I think the problem with ‘Id’ is that it is not a column that is affected by the insert statement. We are inserting into Badges, but Id is a column in Users, but not in Badges.
Stephen – Id is in Badges as well.
There’s my problem; I made my own Badges table instead of opening up the stack overflow DB. My badges table only has columns Name, UserId, and Date
Stinking Badges……
Funny you should present the OUTPUT clause today, as I believe it is the solution to yesterday’s post about returning different (not random) results for each query as rows are added.
That is slick.
Another reason to use this is if you want to have a read-only asynchronous secondary.
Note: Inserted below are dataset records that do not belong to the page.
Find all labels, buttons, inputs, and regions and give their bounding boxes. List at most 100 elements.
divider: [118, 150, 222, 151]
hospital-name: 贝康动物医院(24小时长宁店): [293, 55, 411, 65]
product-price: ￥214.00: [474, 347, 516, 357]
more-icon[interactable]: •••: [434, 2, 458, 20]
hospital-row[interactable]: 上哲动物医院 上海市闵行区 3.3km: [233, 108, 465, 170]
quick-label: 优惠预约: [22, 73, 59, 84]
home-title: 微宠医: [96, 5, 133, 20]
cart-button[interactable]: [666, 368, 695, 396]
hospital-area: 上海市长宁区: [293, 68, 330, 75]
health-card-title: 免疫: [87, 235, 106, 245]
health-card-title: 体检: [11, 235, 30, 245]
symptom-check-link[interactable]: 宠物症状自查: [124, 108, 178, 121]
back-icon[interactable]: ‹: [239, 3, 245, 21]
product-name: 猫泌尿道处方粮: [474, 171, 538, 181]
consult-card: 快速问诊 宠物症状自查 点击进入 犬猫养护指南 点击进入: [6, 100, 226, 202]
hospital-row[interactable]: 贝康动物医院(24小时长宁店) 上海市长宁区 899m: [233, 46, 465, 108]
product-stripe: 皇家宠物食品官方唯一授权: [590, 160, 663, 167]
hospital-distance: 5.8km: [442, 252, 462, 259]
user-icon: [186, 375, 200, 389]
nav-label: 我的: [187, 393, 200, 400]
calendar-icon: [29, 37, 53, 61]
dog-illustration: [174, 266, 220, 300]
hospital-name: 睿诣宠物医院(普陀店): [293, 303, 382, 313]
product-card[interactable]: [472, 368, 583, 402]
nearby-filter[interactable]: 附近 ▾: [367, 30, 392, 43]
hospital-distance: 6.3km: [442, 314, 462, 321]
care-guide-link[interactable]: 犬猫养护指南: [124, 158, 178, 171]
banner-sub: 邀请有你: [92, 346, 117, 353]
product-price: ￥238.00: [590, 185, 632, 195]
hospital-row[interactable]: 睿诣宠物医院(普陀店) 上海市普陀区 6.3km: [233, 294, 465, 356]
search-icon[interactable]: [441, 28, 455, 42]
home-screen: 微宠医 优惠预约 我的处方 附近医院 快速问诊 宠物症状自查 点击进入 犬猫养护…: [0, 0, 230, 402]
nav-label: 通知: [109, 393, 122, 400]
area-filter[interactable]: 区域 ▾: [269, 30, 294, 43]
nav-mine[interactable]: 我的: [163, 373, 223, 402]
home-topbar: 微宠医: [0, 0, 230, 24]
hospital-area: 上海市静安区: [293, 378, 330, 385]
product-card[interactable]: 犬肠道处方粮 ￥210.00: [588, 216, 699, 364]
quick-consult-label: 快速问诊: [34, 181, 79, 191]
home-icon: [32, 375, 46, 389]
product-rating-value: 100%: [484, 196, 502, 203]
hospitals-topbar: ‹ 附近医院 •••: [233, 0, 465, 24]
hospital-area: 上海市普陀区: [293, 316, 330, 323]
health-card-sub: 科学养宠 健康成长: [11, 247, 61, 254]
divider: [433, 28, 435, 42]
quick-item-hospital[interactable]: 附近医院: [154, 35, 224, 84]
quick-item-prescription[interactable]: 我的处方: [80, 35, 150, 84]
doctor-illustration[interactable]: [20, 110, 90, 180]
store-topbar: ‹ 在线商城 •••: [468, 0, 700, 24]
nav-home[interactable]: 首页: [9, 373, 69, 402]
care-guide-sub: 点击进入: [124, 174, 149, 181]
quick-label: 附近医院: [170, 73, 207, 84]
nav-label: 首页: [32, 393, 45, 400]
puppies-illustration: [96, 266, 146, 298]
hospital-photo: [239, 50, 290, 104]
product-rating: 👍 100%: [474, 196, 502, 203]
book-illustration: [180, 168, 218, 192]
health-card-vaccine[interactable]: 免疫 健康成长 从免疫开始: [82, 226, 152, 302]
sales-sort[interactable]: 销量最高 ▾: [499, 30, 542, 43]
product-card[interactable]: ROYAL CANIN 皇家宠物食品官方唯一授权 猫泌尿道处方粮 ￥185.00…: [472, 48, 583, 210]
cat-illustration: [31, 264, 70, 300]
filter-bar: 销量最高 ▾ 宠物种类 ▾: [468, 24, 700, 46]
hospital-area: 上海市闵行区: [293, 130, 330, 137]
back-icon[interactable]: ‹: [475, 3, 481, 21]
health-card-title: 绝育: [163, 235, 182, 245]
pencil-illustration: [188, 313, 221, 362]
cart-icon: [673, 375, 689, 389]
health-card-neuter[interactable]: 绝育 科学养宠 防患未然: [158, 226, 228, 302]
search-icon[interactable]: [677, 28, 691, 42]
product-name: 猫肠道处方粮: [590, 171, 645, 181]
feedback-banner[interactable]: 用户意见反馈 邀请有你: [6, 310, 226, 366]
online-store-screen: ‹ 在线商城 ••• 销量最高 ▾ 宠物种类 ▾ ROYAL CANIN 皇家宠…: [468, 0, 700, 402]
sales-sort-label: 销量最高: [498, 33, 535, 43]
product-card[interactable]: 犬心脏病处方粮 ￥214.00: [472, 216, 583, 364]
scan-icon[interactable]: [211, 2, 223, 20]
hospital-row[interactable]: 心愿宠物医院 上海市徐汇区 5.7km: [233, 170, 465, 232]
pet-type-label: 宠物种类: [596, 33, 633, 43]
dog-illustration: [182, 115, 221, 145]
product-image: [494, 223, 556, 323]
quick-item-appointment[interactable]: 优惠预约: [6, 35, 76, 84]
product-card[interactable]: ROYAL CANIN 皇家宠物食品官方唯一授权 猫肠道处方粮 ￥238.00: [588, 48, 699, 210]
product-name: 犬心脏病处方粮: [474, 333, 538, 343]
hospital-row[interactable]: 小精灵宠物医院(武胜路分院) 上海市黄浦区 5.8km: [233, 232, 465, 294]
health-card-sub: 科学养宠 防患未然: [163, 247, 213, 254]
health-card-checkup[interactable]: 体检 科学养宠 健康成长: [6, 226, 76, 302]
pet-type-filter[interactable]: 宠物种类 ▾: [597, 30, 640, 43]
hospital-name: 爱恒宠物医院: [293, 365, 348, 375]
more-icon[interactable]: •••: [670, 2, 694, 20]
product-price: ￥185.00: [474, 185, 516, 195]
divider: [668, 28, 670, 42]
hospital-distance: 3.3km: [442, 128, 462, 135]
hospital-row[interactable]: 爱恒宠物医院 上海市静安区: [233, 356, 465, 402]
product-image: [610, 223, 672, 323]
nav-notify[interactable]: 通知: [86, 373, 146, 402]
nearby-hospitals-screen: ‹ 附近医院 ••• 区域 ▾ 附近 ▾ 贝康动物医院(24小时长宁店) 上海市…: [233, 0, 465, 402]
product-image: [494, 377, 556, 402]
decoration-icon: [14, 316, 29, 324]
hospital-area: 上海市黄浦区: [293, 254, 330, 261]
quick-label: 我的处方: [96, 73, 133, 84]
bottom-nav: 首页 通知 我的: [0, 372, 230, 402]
If you have an application code pattern where you use a read-write connection for all INSERTs and a read-only connection for all SELECTs, you risk the SELECT not finding any rows because the INSERT hasn’t replicated yet.
Mark – dude! I love it! I never thought of that, that’s good.
Yeah, I’m working on an application like this where the architect won’t let us use OUTPUT on INSERTs or the read-only secondary because the dev team would have to change too much code. I wish I had more details, but he said something about it’s because how Entity Framework is set up.
I am a full time dba and am considering spending my own money to get your consultant’s tool kit for the Black Friday price of $195. You mention in the video on what the output shows that there is a key that expires every 90 days. If I purchase this myself am I going to only be able to use it for 90 days and will the key expire over time (say every year I would need to repurchase the tool). As I have said in every email to you…brilliant work for a truly world class dba and teacher
Hi! For questions about the Consultant Toolkit, shoot me an email. Thanks!
Wow! I usually needed to have to the insert in the parent’s table one row at a time to get the identity values and then do the child tables. But with this, I can do all the parents at one time and output the values to get the identity values and then bulk insert the childs. That’s great!
This is great, Brent. Thanks!
Glad y’all liked it!
Great! solved my problem with the Output on the main table who have triggers.
Thanks a lot 🙂
I love this trick! I took it to another level by using table variables to store the inserted ids so that I could use them to insert into related tables.